Chief Justice of Fiji
- In office 1962–1963
- Preceded by: Albert George Lowe
- Succeeded by: Clifford Hammett

Personal details
- Born: 11 December 1905 Wellington, New Zealand
- Died: 11 July 1963 (aged 57) Suva, Fiji

= John Levy MacDuff =

New Zealand-born lawyer and magistrate

John Levy MacDuff (11 December 1905 – 11 July 1963) was a New Zealand-born lawyer and magistrate. He served as Chief Justice of Fiji from 1962 until his death the following year.

==Biography==
MacDuff was born in Wellington, New Zealand on 11 December 1905. He was educated at Wellington College before studying at Victoria University College. He subsequently worked a barrister and solicitor.

During World War II he joined the 27th Machine-Gun Battalion. He was awarded the Military Cross in January 1943 for his efforts in the Western Desert campaign in 1942, and was mentioned in dispatches. He went on to serve as the battalion's Commanding Officer between September 1943 and February 1944, before becoming Commanding Officer of the 25th Battalion, a post he held until June 1944. After leaving the army, he was appointed Assistant Legal Advisor to the Western Pacific High Commission in Fiji in late 1944.
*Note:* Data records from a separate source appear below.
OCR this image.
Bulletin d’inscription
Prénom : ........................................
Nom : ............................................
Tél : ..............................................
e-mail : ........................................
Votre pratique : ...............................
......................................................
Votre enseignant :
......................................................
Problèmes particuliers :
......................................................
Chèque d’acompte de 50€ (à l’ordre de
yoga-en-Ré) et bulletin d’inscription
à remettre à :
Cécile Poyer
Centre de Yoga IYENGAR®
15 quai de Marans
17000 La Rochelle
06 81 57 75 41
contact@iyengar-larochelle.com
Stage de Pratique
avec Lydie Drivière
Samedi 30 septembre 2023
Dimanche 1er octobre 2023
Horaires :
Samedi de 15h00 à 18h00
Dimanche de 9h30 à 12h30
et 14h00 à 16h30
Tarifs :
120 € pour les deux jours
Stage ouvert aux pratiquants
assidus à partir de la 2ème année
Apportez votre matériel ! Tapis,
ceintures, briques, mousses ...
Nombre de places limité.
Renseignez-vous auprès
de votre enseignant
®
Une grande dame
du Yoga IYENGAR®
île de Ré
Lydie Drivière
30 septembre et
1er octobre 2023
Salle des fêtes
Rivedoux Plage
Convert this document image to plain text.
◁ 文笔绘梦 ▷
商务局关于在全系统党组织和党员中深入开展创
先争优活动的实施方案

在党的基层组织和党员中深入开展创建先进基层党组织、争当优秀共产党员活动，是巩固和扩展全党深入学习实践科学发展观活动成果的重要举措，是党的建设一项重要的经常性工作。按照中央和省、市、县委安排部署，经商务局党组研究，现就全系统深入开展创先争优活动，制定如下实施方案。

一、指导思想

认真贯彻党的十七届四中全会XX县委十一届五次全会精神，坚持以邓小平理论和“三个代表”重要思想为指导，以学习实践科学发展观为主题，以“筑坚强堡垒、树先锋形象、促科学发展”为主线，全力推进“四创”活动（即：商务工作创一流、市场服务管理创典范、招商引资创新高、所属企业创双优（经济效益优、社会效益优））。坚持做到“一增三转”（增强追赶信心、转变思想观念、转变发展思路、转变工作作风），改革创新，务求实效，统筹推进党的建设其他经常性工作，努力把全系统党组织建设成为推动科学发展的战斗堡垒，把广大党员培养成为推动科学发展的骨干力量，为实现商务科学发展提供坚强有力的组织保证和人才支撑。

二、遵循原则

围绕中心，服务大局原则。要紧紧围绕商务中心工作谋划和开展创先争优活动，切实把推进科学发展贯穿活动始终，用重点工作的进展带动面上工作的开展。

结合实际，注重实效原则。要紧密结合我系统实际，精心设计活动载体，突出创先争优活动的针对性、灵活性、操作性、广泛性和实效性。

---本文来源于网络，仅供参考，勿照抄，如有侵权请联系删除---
Shortly after arriving in Fiji, MacDuff became Acting Solicitor-General. He served as a District Magistrate between 1946 and 1948, before becoming a Chief Magistrate, a post he held until relocating to Kenya to serve as a puisne judge in 1953.

MacDuff returned to Fiji in 1962 to become Chief Justice, a role he held until his death at his home in Suva the following year.